Though only Cyprus’s Greek-led government is internationally recognized, Turkey has occupied the northern half of the island for 45 years, and claims the right to drill for oil in Cyprus’s waters, a stance that has led to condemnation from both the EU and the U.S.
“We want peace in the region. We do not wish any kind of conflict. But at the same time, in order to maintain the status quo as it is, we are taking a very confident and resolute position against Turkish behavior,” Panagiotopoulos told VICE News. “There is no other way I’m afraid.”
Tasked with dampening the growing tensions within the NATO alliance and managing Turkey’s recent rapprochement with Russia, American diplomats in the region find themselves overseeing a delicate balancing act.
But Erdogan’s not making it easy. His recent purchase of advanced Russian S-400 surface-to-air missiles saw Turkey expelled from the F-35 fighter jet program. Erdogan, however, appears unfazed by NATO’s disciplinary actions and has expressed interest in purchasing the alternative Russian SU-57 jet. He’s also continued his threats to invade Northeast Syria, where U.S. troops are stationed alongside fighters from the Syrian Democratic Forces.
Within this context, the growing defense relationship between the United States and Greece, manifest in the donation of equipment, enhanced training, and increasing use of strategically attractive facilities like the combined air and naval base at Souda Bay in Crete, can be interpreted as a potential fallback option in case America’s relationship with Turkey is damaged beyond repair.
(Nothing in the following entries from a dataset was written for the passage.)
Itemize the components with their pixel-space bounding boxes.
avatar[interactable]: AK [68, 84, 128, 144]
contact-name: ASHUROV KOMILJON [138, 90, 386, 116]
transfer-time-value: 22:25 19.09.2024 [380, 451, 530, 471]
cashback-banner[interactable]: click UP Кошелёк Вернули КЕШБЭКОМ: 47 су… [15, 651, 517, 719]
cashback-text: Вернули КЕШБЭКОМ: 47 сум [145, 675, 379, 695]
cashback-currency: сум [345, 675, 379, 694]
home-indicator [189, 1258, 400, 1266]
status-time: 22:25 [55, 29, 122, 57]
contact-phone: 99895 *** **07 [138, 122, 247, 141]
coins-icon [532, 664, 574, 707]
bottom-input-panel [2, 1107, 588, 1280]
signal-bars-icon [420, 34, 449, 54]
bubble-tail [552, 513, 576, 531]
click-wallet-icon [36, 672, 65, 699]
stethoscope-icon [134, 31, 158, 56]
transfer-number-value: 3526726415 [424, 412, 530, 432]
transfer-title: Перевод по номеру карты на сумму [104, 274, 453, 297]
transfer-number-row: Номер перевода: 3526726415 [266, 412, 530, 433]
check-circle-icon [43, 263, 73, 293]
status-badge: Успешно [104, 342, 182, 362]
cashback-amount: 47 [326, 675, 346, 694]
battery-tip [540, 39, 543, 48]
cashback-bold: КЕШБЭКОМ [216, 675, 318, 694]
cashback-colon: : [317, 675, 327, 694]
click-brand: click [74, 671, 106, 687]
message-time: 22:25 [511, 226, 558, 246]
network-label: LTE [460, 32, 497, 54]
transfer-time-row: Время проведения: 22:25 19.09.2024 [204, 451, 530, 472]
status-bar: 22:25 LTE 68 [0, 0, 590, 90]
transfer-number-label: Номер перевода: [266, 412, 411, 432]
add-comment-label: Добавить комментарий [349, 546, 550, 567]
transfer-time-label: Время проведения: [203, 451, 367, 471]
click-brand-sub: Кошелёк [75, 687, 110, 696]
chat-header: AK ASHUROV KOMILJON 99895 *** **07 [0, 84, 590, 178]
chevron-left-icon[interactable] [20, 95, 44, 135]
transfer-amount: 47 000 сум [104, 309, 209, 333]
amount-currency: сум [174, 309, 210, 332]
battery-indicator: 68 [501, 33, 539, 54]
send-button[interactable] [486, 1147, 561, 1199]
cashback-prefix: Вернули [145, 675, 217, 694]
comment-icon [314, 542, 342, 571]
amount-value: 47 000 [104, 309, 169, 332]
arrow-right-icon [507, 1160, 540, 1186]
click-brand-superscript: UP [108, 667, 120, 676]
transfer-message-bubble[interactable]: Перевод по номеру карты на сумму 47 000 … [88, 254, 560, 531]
Greece’s strategic situation at the meeting point of Europe, Asia and North Africa, coupled with the growing Russian interest in the Mediterranean and Putin’s use of energy as a diplomatic tool, makes the region an area of American interest once again after decades of marginalization. Geoffrey Pyatt, the American ambassador to Greece, is a keen advocate of upgraded military ties between the U.S. and Greece and of Greece’s new energy and defense alliances.
“The eastern Mediterranean for many years was taken for granted,” Geoffrey Pyatt, the American ambassador to Greece, told VICE News. “But today it’s a region which is in play. We see Russia playing a more prominent role of course in Syria, China is asserting itself, Iran is present. These are all rivals challenging the order that the United States has tried to support in Europe and around the world.”
Despite the backdrop of growing tensions, Pyatt stressed that the new spirit of enhanced cooperation should not be seen as a direct challenge to Erdogan.
“I think it’s a mistake to view the emerging cooperative framework in the eastern Mediterranean as being anti-Turkey,” Pyatt added. “I think the really important aspect of the Greek-U.S. piece of this is first of all that Greece and the United States share a strong interest in doing everything possible to see that Turkey remains anchored in the West, anchored in Western institutions.”
“We have to be prepared for any type of development.”
Praising the Greek government's commitment to minimizing the risk of an accident spiraling out of control, Pyatt put the onus on Turkey to return the region to calmer days: “The United States hopes very much that Turkey will return to being a stabilizing factor as opposed to a destabilizing factor in the wider neighborhood.”
Greek officials are less optimistic. Asked whether the new alliance system could become explicitly oriented against Turkish threats, Defense Minister Panagiotopoulos told VICE News, “It could evolve into a defense alliance in theory,” though he emphasized Greece would much rather Turkey returned to being an integral part of NATO’s security architecture in the region.
“We have to be prepared for any type of development. That means maintaining the readiness and full capability of our armed forces and working and expanding on our strategic alliances with other key players in the region, like Cyprus and Israel and Egypt… but also our great alliances like our strategic alliance with our EU partners and especially with the United States of America — which at the end of the day provides the ultimate security umbrella for us all,” he added.